这里调用OpenCV官方提供的“edge.py”源文件，内容如下：

#!/usr/bin/env python

'''
This sample demonstrates Canny edge detection.

Usage:
  edge.py [<video source>]

  Trackbars control edge thresholds.

'''

# Python 2/3 compatibility
from __future__ import print_function

import cv2 as cv
import numpy as np

# relative module
import video

# built-in module
import sys


def main():
    try:
        fn = sys.argv[1]
        cam = int(fn)
    except:
        fn = 0

    def nothing(*arg):
        pass

    cv.namedWindow('edge', 0)
    cv.resizeWindow('edge', 640, 480)
    cv.createTrackbar('thrs1', 'edge', 2000, 5000, nothing)
    cv.createTrackbar('thrs2', 'edge', 4000, 5000, nothing)
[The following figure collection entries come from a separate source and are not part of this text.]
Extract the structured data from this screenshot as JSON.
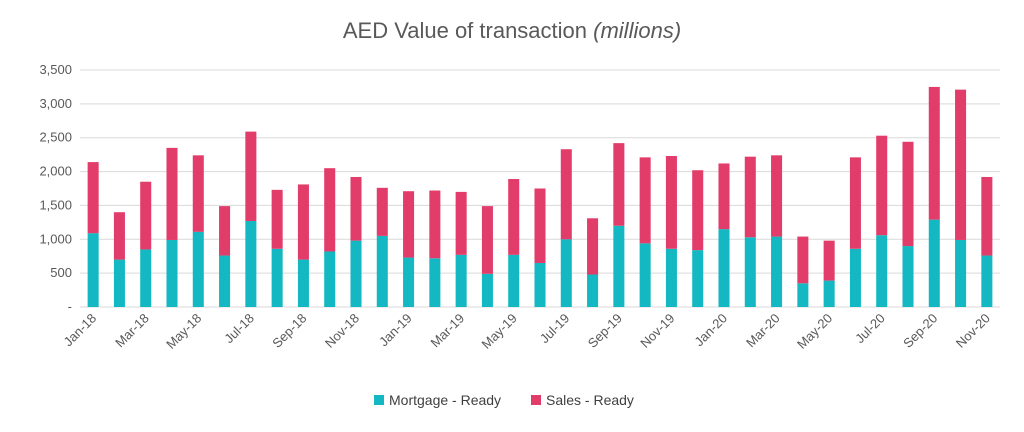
{
  "chart_data": {
    "type": "bar",
    "stacked": true,
    "title": "AED Value of transaction",
    "title_suffix": "(millions)",
    "ylim": [
      0,
      3500
    ],
    "yticks": [
      "-",
      "500",
      "1,000",
      "1,500",
      "2,000",
      "2,500",
      "3,000",
      "3,500"
    ],
    "ytick_values": [
      0,
      500,
      1000,
      1500,
      2000,
      2500,
      3000,
      3500
    ],
    "grid": true,
    "legend_position": "bottom",
    "categories": [
      "Jan-18",
      "Feb-18",
      "Mar-18",
      "Apr-18",
      "May-18",
      "Jun-18",
      "Jul-18",
      "Aug-18",
      "Sep-18",
      "Oct-18",
      "Nov-18",
      "Dec-18",
      "Jan-19",
      "Feb-19",
      "Mar-19",
      "Apr-19",
      "May-19",
      "Jun-19",
      "Jul-19",
      "Aug-19",
      "Sep-19",
      "Oct-19",
      "Nov-19",
      "Dec-19",
      "Jan-20",
      "Feb-20",
      "Mar-20",
      "Apr-20",
      "May-20",
      "Jun-20",
      "Jul-20",
      "Aug-20",
      "Sep-20",
      "Oct-20",
      "Nov-20"
    ],
    "xtick_labels": [
      "Jan-18",
      "Mar-18",
      "May-18",
      "Jul-18",
      "Sep-18",
      "Nov-18",
      "Jan-19",
      "Mar-19",
      "May-19",
      "Jul-19",
      "Sep-19",
      "Nov-19",
      "Jan-20",
      "Mar-20",
      "May-20",
      "Jul-20",
      "Sep-20",
      "Nov-20"
    ],
    "series": [
      {
        "name": "Mortgage - Ready",
        "color": "#13b8c3",
        "values": [
          1090,
          700,
          850,
          990,
          1110,
          760,
          1270,
          860,
          700,
          820,
          980,
          1050,
          730,
          720,
          770,
          490,
          770,
          650,
          1000,
          480,
          1200,
          940,
          860,
          840,
          1150,
          1030,
          1040,
          350,
          390,
          860,
          1060,
          900,
          1290,
          990,
          760
        ]
      },
      {
        "name": "Sales - Ready",
        "color": "#e23d6a",
        "values": [
          1050,
          700,
          1000,
          1360,
          1130,
          730,
          1320,
          870,
          1110,
          1230,
          940,
          710,
          980,
          1000,
          930,
          1000,
          1120,
          1100,
          1330,
          830,
          1220,
          1270,
          1370,
          1180,
          970,
          1190,
          1200,
          690,
          590,
          1350,
          1470,
          1540,
          1960,
          2220,
          1160
        ]
      }
    ]
  }
}
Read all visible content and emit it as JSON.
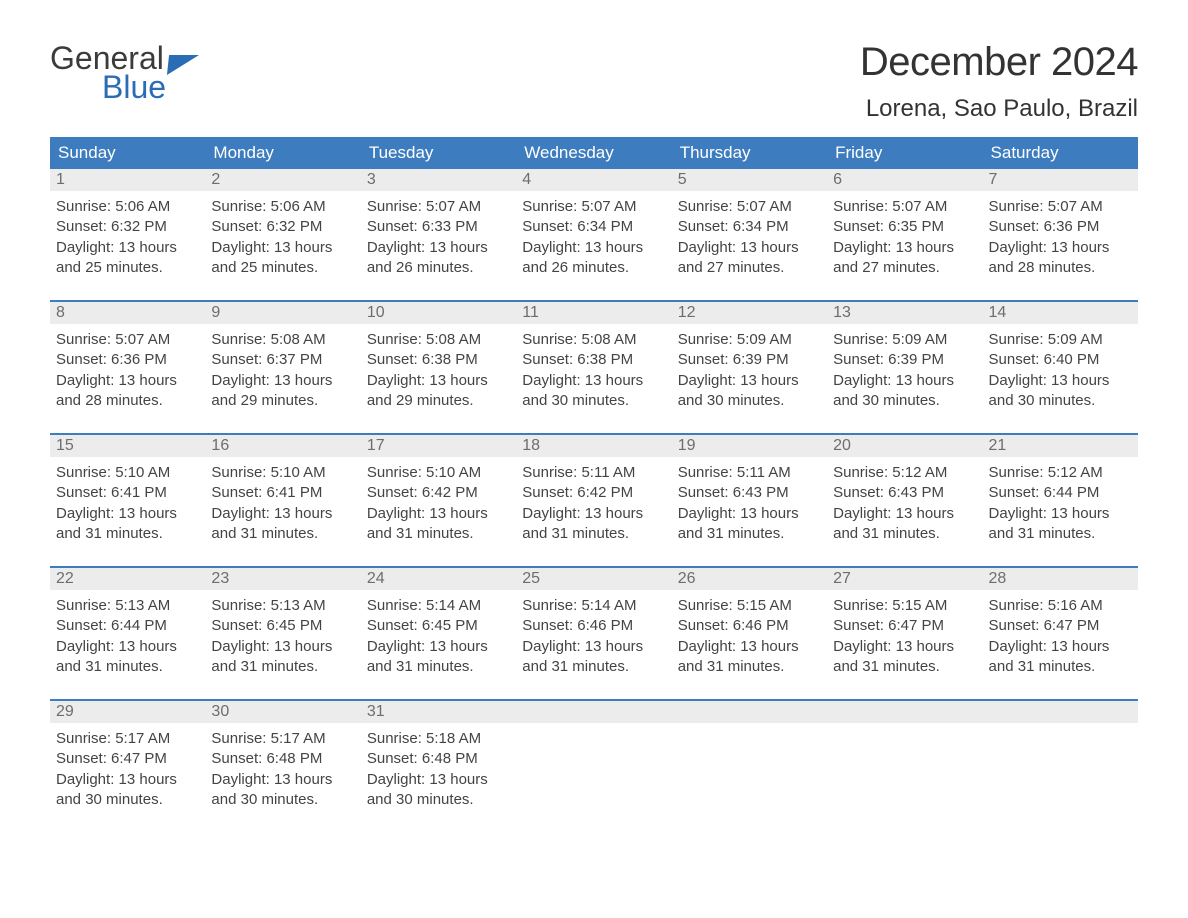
{
  "logo": {
    "word1": "General",
    "word2": "Blue"
  },
  "header": {
    "title": "December 2024",
    "location": "Lorena, Sao Paulo, Brazil"
  },
  "colors": {
    "accent": "#3d7cbf",
    "logo_blue": "#2b6db5",
    "daynum_bg": "#ececec",
    "daynum_fg": "#6d6d6d",
    "text": "#444444",
    "background": "#ffffff"
  },
  "typography": {
    "title_fontsize": 40,
    "location_fontsize": 24,
    "dow_fontsize": 17,
    "daynum_fontsize": 16,
    "body_fontsize": 15,
    "font_family": "Arial"
  },
  "layout": {
    "cols": 7,
    "rows": 5,
    "cell_width_pct": 14.28
  },
  "days_of_week": [
    "Sunday",
    "Monday",
    "Tuesday",
    "Wednesday",
    "Thursday",
    "Friday",
    "Saturday"
  ],
  "weeks": [
    [
      {
        "n": "1",
        "sunrise": "Sunrise: 5:06 AM",
        "sunset": "Sunset: 6:32 PM",
        "d1": "Daylight: 13 hours",
        "d2": "and 25 minutes."
      },
      {
        "n": "2",
        "sunrise": "Sunrise: 5:06 AM",
        "sunset": "Sunset: 6:32 PM",
        "d1": "Daylight: 13 hours",
        "d2": "and 25 minutes."
      },
      {
        "n": "3",
        "sunrise": "Sunrise: 5:07 AM",
        "sunset": "Sunset: 6:33 PM",
        "d1": "Daylight: 13 hours",
        "d2": "and 26 minutes."
      },
      {
        "n": "4",
        "sunrise": "Sunrise: 5:07 AM",
        "sunset": "Sunset: 6:34 PM",
        "d1": "Daylight: 13 hours",
        "d2": "and 26 minutes."
      },
      {
        "n": "5",
        "sunrise": "Sunrise: 5:07 AM",
        "sunset": "Sunset: 6:34 PM",
        "d1": "Daylight: 13 hours",
        "d2": "and 27 minutes."
      },
      {
        "n": "6",
        "sunrise": "Sunrise: 5:07 AM",
        "sunset": "Sunset: 6:35 PM",
        "d1": "Daylight: 13 hours",
        "d2": "and 27 minutes."
      },
      {
        "n": "7",
        "sunrise": "Sunrise: 5:07 AM",
        "sunset": "Sunset: 6:36 PM",
        "d1": "Daylight: 13 hours",
        "d2": "and 28 minutes."
      }
    ],
    [
      {
        "n": "8",
        "sunrise": "Sunrise: 5:07 AM",
        "sunset": "Sunset: 6:36 PM",
        "d1": "Daylight: 13 hours",
        "d2": "and 28 minutes."
      },
      {
        "n": "9",
        "sunrise": "Sunrise: 5:08 AM",
        "sunset": "Sunset: 6:37 PM",
        "d1": "Daylight: 13 hours",
        "d2": "and 29 minutes."
      },
      {
        "n": "10",
        "sunrise": "Sunrise: 5:08 AM",
        "sunset": "Sunset: 6:38 PM",
        "d1": "Daylight: 13 hours",
        "d2": "and 29 minutes."
      },
      {
        "n": "11",
        "sunrise": "Sunrise: 5:08 AM",
        "sunset": "Sunset: 6:38 PM",
        "d1": "Daylight: 13 hours",
        "d2": "and 30 minutes."
      },
      {
        "n": "12",
        "sunrise": "Sunrise: 5:09 AM",
        "sunset": "Sunset: 6:39 PM",
        "d1": "Daylight: 13 hours",
        "d2": "and 30 minutes."
      },
      {
        "n": "13",
        "sunrise": "Sunrise: 5:09 AM",
        "sunset": "Sunset: 6:39 PM",
        "d1": "Daylight: 13 hours",
        "d2": "and 30 minutes."
      },
      {
        "n": "14",
        "sunrise": "Sunrise: 5:09 AM",
        "sunset": "Sunset: 6:40 PM",
        "d1": "Daylight: 13 hours",
        "d2": "and 30 minutes."
      }
    ],
    [
      {
        "n": "15",
        "sunrise": "Sunrise: 5:10 AM",
        "sunset": "Sunset: 6:41 PM",
        "d1": "Daylight: 13 hours",
        "d2": "and 31 minutes."
      },
      {
        "n": "16",
        "sunrise": "Sunrise: 5:10 AM",
        "sunset": "Sunset: 6:41 PM",
        "d1": "Daylight: 13 hours",
        "d2": "and 31 minutes."
      },
      {
        "n": "17",
        "sunrise": "Sunrise: 5:10 AM",
        "sunset": "Sunset: 6:42 PM",
        "d1": "Daylight: 13 hours",
        "d2": "and 31 minutes."
      },
      {
        "n": "18",
        "sunrise": "Sunrise: 5:11 AM",
        "sunset": "Sunset: 6:42 PM",
        "d1": "Daylight: 13 hours",
        "d2": "and 31 minutes."
      },
      {
        "n": "19",
        "sunrise": "Sunrise: 5:11 AM",
        "sunset": "Sunset: 6:43 PM",
        "d1": "Daylight: 13 hours",
        "d2": "and 31 minutes."
      },
      {
        "n": "20",
        "sunrise": "Sunrise: 5:12 AM",
        "sunset": "Sunset: 6:43 PM",
        "d1": "Daylight: 13 hours",
        "d2": "and 31 minutes."
      },
      {
        "n": "21",
        "sunrise": "Sunrise: 5:12 AM",
        "sunset": "Sunset: 6:44 PM",
        "d1": "Daylight: 13 hours",
        "d2": "and 31 minutes."
      }
    ],
    [
      {
        "n": "22",
        "sunrise": "Sunrise: 5:13 AM",
        "sunset": "Sunset: 6:44 PM",
        "d1": "Daylight: 13 hours",
        "d2": "and 31 minutes."
      },
      {
        "n": "23",
        "sunrise": "Sunrise: 5:13 AM",
        "sunset": "Sunset: 6:45 PM",
        "d1": "Daylight: 13 hours",
        "d2": "and 31 minutes."
      },
      {
        "n": "24",
        "sunrise": "Sunrise: 5:14 AM",
        "sunset": "Sunset: 6:45 PM",
        "d1": "Daylight: 13 hours",
        "d2": "and 31 minutes."
      },
      {
        "n": "25",
        "sunrise": "Sunrise: 5:14 AM",
        "sunset": "Sunset: 6:46 PM",
        "d1": "Daylight: 13 hours",
        "d2": "and 31 minutes."
      },
      {
        "n": "26",
        "sunrise": "Sunrise: 5:15 AM",
        "sunset": "Sunset: 6:46 PM",
        "d1": "Daylight: 13 hours",
        "d2": "and 31 minutes."
      },
      {
        "n": "27",
        "sunrise": "Sunrise: 5:15 AM",
        "sunset": "Sunset: 6:47 PM",
        "d1": "Daylight: 13 hours",
        "d2": "and 31 minutes."
      },
      {
        "n": "28",
        "sunrise": "Sunrise: 5:16 AM",
        "sunset": "Sunset: 6:47 PM",
        "d1": "Daylight: 13 hours",
        "d2": "and 31 minutes."
      }
    ],
    [
      {
        "n": "29",
        "sunrise": "Sunrise: 5:17 AM",
        "sunset": "Sunset: 6:47 PM",
        "d1": "Daylight: 13 hours",
        "d2": "and 30 minutes."
      },
      {
        "n": "30",
        "sunrise": "Sunrise: 5:17 AM",
        "sunset": "Sunset: 6:48 PM",
        "d1": "Daylight: 13 hours",
        "d2": "and 30 minutes."
      },
      {
        "n": "31",
        "sunrise": "Sunrise: 5:18 AM",
        "sunset": "Sunset: 6:48 PM",
        "d1": "Daylight: 13 hours",
        "d2": "and 30 minutes."
      },
      null,
      null,
      null,
      null
    ]
  ]
}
    cap = cv.VideoCapture(cam, cv.CAP_V4L2)
    if cam == 1:
        cap.set(cv.CAP_PROP_CONVERT_RGB, 0)

    while True:
        if cam == 1:
            ret, img_origin = cap.read()
            img = cv.cvtColor(img_origin, cv.COLOR_YUV2BGR_NV12)
        else:
            ret, img = cap.read()
        gray = cv.cvtColor(img, cv.COLOR_BGR2GRAY)
        thrs1 = cv.getTrackbarPos('thrs1', 'edge')
        thrs2 = cv.getTrackbarPos('thrs2', 'edge')
        edge = cv.Canny(gray, thrs1, thrs2, apertureSize=5)
        vis = img.copy()
        vis = np.uint8(vis/2.)
        vis[edge != 0] = (0, 255, 0)
        cv.imshow('edge', vis)
        ch = cv.waitKey(5)
        if ch == 27:
            break

    print('Done')


if __name__ == '__main__':
    print(__doc__)
    main()
    cv.destroyAllWindows()

同样的，桌面方式登录后，终端中user身份直接运行“v4l2-ctl --list-device”指令，确认USB摄像机的ID号。然后再运行：

cd /usr/share/doc/opencv-doc/examples/python/
python3 edge.py 4

默认参数下运行效果如下：
默认参数识别图像边缘.jpg

edge_screenshot_05.08.2025.png

调节thrs1、thrs2参数后，检测的图像边缘区分更明显。
调节thrs参数后.jpg

五、小结

综上评测效果，昉·星光2连接一个通用的USB摄像机，即可高效实现基于OpenCV的人脸检测识别、通用物体识别、二维码检测与解析，图像边缘检测等功能，证实该开发板可以运用在AI智能终端产品设计上，赛昉科技也提供了诸多指导性文档，一个应用可通过多种模型来实现，有提供C++源代码方式的接口，也有python源代码。提供的参考例程很有代表性，足见该开发板应用的场景广泛，尤其是在边缘AI设计中，具有很好的市场竞争力。